Its decline had been slow for years. In 2021, Australia exported 552,957 live sheep. By 2025, that number had fallen to 318,820 head. In the first four months of 2026, with only one vessel loaded, exports totalled just 13,282 sheep. This is 5% of the average for the first four months of the year.
The annual northern-hemisphere summer moratorium now looms, meaning there will effectively be no further shipments until September due to heat-stress restrictions during the Middle Eastern summer. Unless there is a strong rebound in activity later this year, 2026 is shaping up as potentially the smallest live sheep export year in modern Australian history.
Officially, the cause of decline will likely be recorded as government policy.
Once the Albanese Government legislated the phase out of live sheep exports by sea, the commercial reality of the industry changed at once. Investment slowed, confidence weakened, and the long-term viability of the supply chain came into question. Industries rarely thrive once governments signal that they have no long-term future.
But while the phase-out may have set the industry on its current path, the war in Iran appears to have dramatically accelerated the timeline.
For an industry dependent on stable access into the Middle East, the conflict involving Iran struck at the worst possible moment. As tensions escalated around the Strait of Hormuz, the economics of operating vessels into the region deteriorated rapidly. Shipping risk increased sharply, insurance premiums surged, freight costs climbed, and vessel scheduling became increasingly unpredictable.
The trade was already weakened. The conflict exposed how little resilience remained.

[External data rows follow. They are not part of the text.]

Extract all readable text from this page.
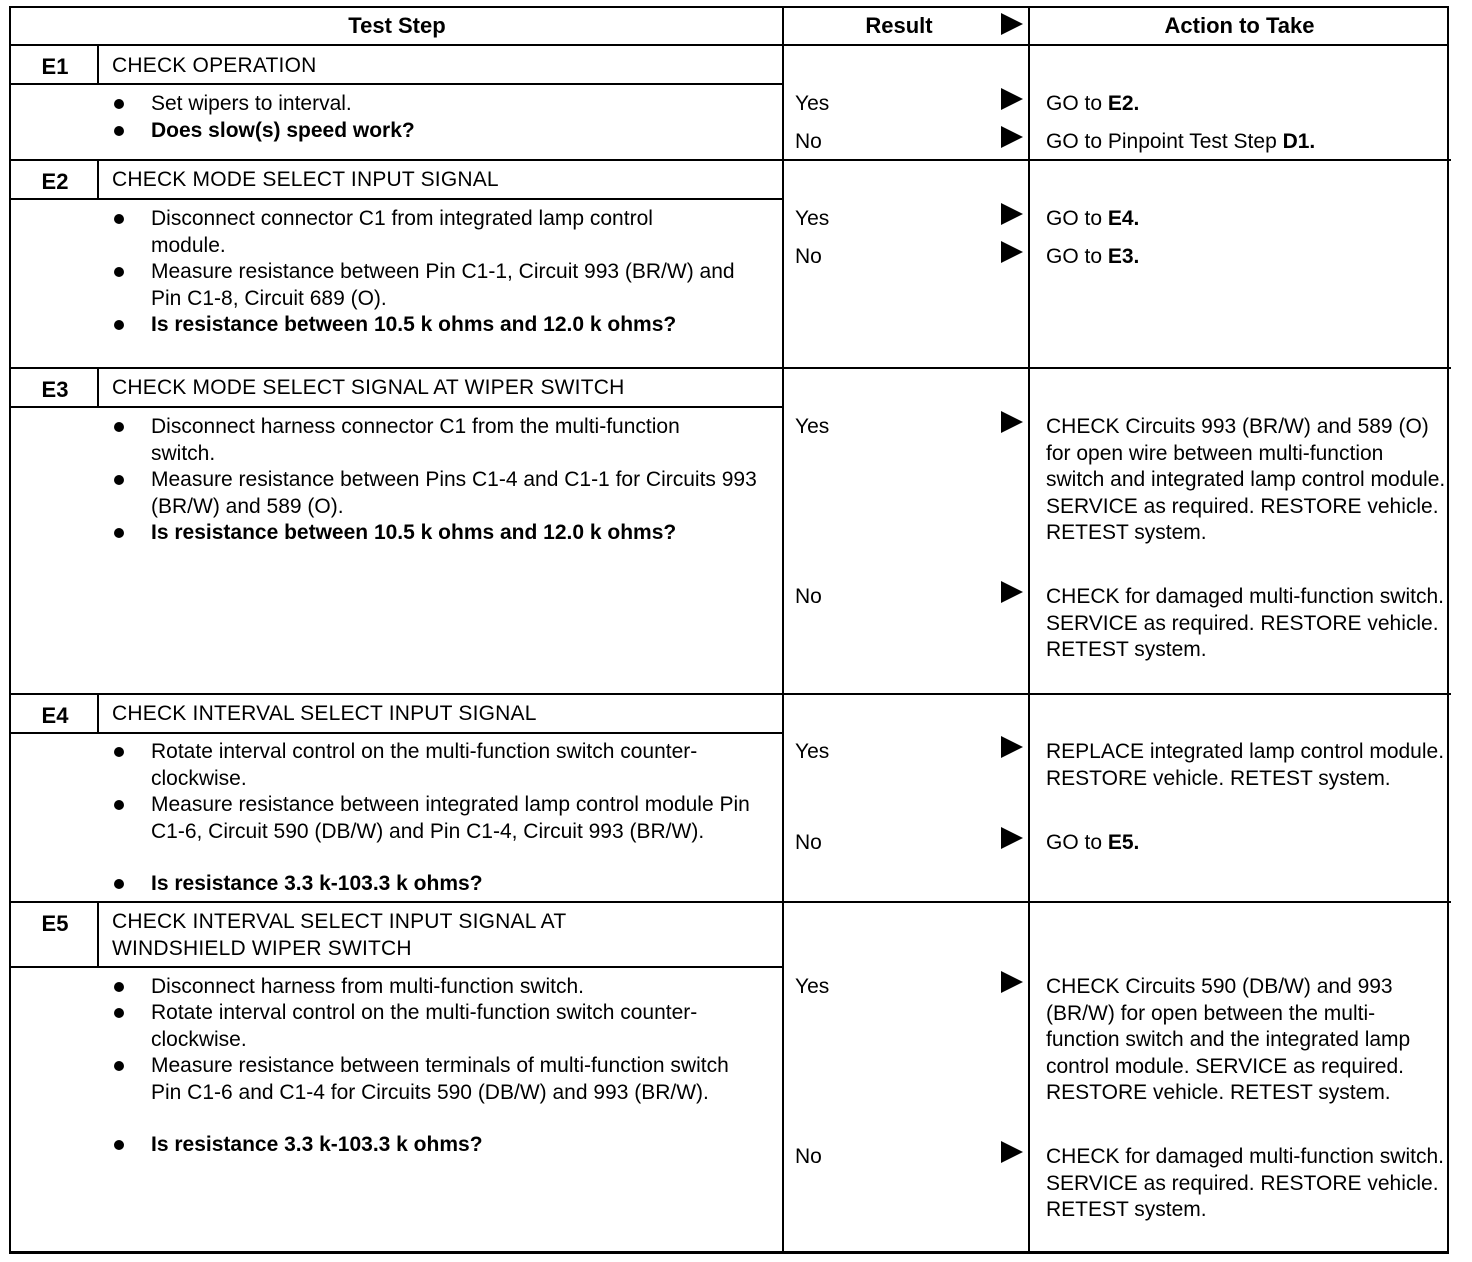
Test Step	Result	Action to Take
E1	CHECK OPERATION
Set wipers to interval.
Does slow(s) speed work?
Yes	GO to E2.
No	GO to Pinpoint Test Step D1.
E2	CHECK MODE SELECT INPUT SIGNAL
Disconnect connector C1 from integrated lamp control module.
Measure resistance between Pin C1-1, Circuit 993 (BR/W) and Pin C1-8, Circuit 689 (O).
Is resistance between 10.5 k ohms and 12.0 k ohms?
Yes	GO to E4.
No	GO to E3.
E3	CHECK MODE SELECT SIGNAL AT WIPER SWITCH
Disconnect harness connector C1 from the multi-function switch.
Measure resistance between Pins C1-4 and C1-1 for Circuits 993 (BR/W) and 589 (O).
Is resistance between 10.5 k ohms and 12.0 k ohms?
Yes	CHECK Circuits 993 (BR/W) and 589 (O) for open wire between multi-function switch and integrated lamp control module. SERVICE as required. RESTORE vehicle. RETEST system.
No	CHECK for damaged multi-function switch. SERVICE as required. RESTORE vehicle. RETEST system.
E4	CHECK INTERVAL SELECT INPUT SIGNAL
Rotate interval control on the multi-function switch counter-clockwise.
Measure resistance between integrated lamp control module Pin C1-6, Circuit 590 (DB/W) and Pin C1-4, Circuit 993 (BR/W).
Is resistance 3.3 k-103.3 k ohms?
Yes	REPLACE integrated lamp control module. RESTORE vehicle. RETEST system.
No	GO to E5.
E5	CHECK INTERVAL SELECT INPUT SIGNAL AT WINDSHIELD WIPER SWITCH
Disconnect harness from multi-function switch.
Rotate interval control on the multi-function switch counter-clockwise.
Measure resistance between terminals of multi-function switch Pin C1-6 and C1-4 for Circuits 590 (DB/W) and 993 (BR/W).
Is resistance 3.3 k-103.3 k ohms?
Yes	CHECK Circuits 590 (DB/W) and 993 (BR/W) for open between the multi-function switch and the integrated lamp control module. SERVICE as required. RESTORE vehicle. RETEST system.
No	CHECK for damaged multi-function switch. SERVICE as required. RESTORE vehicle. RETEST system.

There is an uncomfortable irony buried in all of this for Australian agriculture. Many rural Australians who strongly support Donald Trump often view conflicts in the Middle East as distant geopolitical events with little bearing on day-to-day farming operations. Yet the fallout from the Iran conflict has flowed directly back into Australian farmgate margins. Grain producers are now dealing with higher fuel and fertiliser costs as shipping risk, energy markets and freight costs surge, while sheep producers are facing the reality that one of their most important export regions has effectively become partially closed or commercially impaired by the instability in the Gulf. What happens in Washington or Tehran no longer stays in Washington or Tehran. It increasingly shapes profitability in the paddock.
The live sheep trade became collateral damage in a much larger geopolitical fight.
Without the war, the industry likely would have continued declining gradually towards the 2028 phase-out date. There still may have been enough confidence and functionality left in the system for exporters to keep vessels moving at reduced levels. Instead, the combination of domestic political uncertainty and escalating instability in the Gulf appears to have compressed several years of decline into a much shorter period.
Like many agricultural industries before it, the live sheep trade was ultimately vulnerable not just to local politics, but to global forces far beyond the farm gate. Canberra put the trade on borrowed time. Washington and Tehran shortened the clock.
For Western Australian sheep producers, the consequences will stretch beyond when the final vessel sails. Live export provided competition for processors, another pricing mechanism for producers and an outlet for specific classes of sheep. Once supply chains disappear, they are rarely rebuilt. Ships move elsewhere, importers establish alternative relationships, and infrastructure slowly fades away.
The industry didn’t die. It was killed, first by Canberra, then by a war on the other side of the world.